Leonard received a First-Team All-Pro nod in 2018 and a Second-Team All-Pro spot last season. The former Defensive Rookie of the Year dominated during his first two seasons, stuffing the stat sheet from top to bottom. At his pace, Leonard only needs five or six more years of peak production to have a strong case for Canton.
After two decent years, Buckner experienced a breakout season in 2018. The former seventh overall pick made the Pro Bowl after registering 12 sacks and 67 tackles. Despite a reduced role in the pass rush, Buckner earned Second-Team All-Pro honors this past season. He has 19.5 sacks and 129 tackles over the past two years.
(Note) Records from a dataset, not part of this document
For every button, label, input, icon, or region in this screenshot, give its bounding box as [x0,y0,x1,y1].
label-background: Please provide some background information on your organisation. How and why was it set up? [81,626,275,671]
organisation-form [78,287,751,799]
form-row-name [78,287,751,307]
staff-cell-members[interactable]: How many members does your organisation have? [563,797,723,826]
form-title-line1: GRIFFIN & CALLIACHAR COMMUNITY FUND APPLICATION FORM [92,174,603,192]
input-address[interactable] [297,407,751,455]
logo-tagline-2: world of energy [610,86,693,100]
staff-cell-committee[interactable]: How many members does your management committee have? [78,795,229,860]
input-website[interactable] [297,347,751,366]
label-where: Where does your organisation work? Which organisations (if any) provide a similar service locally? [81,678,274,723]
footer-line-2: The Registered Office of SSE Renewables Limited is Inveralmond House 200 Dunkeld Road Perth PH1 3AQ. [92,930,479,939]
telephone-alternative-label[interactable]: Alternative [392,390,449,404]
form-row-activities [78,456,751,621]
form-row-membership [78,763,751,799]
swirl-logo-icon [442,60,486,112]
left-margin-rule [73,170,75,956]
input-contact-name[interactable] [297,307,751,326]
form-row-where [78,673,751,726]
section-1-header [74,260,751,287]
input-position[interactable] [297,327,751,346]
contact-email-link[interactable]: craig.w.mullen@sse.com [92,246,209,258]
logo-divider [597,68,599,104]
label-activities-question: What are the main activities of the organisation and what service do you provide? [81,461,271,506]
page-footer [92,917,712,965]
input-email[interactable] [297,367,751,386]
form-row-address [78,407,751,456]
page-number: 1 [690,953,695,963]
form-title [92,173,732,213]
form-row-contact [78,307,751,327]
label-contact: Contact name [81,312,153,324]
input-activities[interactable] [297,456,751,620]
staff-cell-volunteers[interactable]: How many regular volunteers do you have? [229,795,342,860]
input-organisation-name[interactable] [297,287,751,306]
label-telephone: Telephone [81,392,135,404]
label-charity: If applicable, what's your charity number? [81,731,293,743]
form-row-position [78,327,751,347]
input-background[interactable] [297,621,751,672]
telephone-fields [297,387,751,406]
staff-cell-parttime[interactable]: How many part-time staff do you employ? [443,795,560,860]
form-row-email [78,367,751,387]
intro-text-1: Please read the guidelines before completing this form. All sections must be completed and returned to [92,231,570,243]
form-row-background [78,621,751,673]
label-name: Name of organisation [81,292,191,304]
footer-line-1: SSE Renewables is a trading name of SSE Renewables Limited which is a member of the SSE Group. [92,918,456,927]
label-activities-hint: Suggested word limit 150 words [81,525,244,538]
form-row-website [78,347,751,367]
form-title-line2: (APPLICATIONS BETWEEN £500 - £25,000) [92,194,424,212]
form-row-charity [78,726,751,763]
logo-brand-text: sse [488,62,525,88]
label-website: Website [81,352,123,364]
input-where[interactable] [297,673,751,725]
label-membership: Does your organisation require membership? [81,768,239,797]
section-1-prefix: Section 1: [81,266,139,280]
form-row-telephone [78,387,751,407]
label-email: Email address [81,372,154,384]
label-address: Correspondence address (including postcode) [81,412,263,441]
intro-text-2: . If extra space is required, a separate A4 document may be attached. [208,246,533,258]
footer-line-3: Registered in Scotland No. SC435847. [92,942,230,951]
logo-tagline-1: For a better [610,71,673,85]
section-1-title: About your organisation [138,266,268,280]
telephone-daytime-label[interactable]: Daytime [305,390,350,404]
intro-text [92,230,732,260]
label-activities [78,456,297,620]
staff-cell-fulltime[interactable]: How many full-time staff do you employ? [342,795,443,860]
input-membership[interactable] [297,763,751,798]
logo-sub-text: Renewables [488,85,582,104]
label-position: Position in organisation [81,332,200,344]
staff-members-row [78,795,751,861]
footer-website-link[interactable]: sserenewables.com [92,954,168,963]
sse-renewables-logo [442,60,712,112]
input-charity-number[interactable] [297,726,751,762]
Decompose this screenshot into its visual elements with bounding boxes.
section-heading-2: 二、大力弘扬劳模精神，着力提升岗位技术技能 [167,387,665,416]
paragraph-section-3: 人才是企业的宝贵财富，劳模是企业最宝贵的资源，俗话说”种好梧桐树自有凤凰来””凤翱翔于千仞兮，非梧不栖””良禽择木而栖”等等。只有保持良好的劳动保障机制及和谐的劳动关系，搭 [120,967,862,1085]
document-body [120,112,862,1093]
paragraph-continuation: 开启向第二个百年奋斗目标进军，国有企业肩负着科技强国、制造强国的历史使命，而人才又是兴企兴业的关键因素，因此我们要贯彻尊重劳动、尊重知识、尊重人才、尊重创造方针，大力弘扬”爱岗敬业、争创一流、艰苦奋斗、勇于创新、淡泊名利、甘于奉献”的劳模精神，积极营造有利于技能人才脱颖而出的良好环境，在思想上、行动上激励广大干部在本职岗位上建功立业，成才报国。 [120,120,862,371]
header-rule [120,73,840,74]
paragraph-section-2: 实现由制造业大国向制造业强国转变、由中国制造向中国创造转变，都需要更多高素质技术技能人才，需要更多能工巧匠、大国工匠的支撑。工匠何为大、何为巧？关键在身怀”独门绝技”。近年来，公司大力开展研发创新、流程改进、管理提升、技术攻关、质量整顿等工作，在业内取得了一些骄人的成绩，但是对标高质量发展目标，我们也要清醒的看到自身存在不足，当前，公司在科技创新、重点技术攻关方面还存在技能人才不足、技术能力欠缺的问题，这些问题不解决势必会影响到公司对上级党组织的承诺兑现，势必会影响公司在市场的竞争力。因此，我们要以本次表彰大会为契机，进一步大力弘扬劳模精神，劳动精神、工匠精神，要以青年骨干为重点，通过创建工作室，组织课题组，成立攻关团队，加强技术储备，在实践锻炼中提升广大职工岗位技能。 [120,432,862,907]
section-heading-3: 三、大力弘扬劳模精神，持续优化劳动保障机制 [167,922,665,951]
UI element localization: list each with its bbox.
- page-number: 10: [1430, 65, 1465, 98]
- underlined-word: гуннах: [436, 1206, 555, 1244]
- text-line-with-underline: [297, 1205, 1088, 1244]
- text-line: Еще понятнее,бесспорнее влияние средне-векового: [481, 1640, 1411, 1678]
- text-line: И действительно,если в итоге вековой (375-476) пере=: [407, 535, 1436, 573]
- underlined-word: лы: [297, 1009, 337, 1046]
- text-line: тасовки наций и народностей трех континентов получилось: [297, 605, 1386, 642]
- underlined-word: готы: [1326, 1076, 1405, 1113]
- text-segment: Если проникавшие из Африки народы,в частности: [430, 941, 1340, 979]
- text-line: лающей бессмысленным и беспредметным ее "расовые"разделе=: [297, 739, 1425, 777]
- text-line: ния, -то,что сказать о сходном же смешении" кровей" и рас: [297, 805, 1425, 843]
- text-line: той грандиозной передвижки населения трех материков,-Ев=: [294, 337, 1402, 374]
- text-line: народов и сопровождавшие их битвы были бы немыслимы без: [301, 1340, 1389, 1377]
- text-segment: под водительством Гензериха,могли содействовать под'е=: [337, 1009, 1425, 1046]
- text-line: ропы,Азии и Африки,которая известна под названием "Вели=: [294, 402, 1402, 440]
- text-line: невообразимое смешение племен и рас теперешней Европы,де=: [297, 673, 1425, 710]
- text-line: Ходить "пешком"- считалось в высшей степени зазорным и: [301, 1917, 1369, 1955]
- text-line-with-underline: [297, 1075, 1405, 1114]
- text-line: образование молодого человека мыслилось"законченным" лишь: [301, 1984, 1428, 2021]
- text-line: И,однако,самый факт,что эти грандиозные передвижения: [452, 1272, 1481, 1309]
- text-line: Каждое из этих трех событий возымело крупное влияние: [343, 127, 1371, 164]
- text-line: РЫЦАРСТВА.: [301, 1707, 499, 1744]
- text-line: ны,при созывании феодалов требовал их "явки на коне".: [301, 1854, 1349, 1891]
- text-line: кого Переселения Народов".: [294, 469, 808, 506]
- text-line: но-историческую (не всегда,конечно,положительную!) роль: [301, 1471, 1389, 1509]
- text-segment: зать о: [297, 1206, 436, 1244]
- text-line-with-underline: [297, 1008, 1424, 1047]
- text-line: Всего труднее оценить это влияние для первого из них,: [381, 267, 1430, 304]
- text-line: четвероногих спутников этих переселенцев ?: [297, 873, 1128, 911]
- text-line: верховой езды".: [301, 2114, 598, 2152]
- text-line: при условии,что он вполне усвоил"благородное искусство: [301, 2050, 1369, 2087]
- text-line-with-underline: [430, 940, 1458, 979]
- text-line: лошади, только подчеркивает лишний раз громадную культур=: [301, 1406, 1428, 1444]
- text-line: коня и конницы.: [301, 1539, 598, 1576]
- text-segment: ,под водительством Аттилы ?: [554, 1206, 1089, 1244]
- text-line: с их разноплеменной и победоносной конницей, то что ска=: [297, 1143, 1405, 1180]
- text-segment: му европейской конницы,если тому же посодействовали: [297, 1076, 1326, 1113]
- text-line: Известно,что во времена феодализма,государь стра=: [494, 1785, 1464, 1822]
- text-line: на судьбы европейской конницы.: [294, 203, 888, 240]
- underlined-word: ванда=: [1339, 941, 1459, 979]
Yannick Ngakoue DE – 15% NO
Ngakoue’s teammate Josh Allen could eventually log a significant percentage, but Ngakoue is the only Jaguar with a résumé big enough to qualify right now. Ngakoue made the Pro Bowl in 2018, but disagreements with the front office could lead to a long-term holdout. Ngakoue has 37.5 sacks in four seasons.
Taylor Lewan LT – 24% NO
Lewan made three consecutive Pro Bowls from 2016 through 2018. However, he served a four-game suspension last season and struggled once he got back. Despite becoming a well-known figure in the NFL, Lewan hasn’t earned an All-Pro selection.
The Hall of Fame hasn’t been kind to bruising backs lately. The last one to get in was Jerome Bettis, and it took several years for him to gain admission. Last season, Henry led the NFL with 303 carries for 1,540 yards and 16 touchdowns. The Associated Press selected him as a Second-Team All-Pro.
At 26 years old, Henry could conceivably throw together a Hall of Fame career over the next six or seven seasons. However, that’s a considerable projection for a running back with only one standout performance.
After leading the NFL with eight interceptions in 2017 and earning a First-Team All-Pro nod, Byard seemed primed for greatness. While he’s still a top-ten safety, the Middle Tennessee St. product hasn’t made the Pro Bowl since his breakout campaign. Given how hard the Hall of Fame is on safeties, Byard is a long-shot even to earn consideration.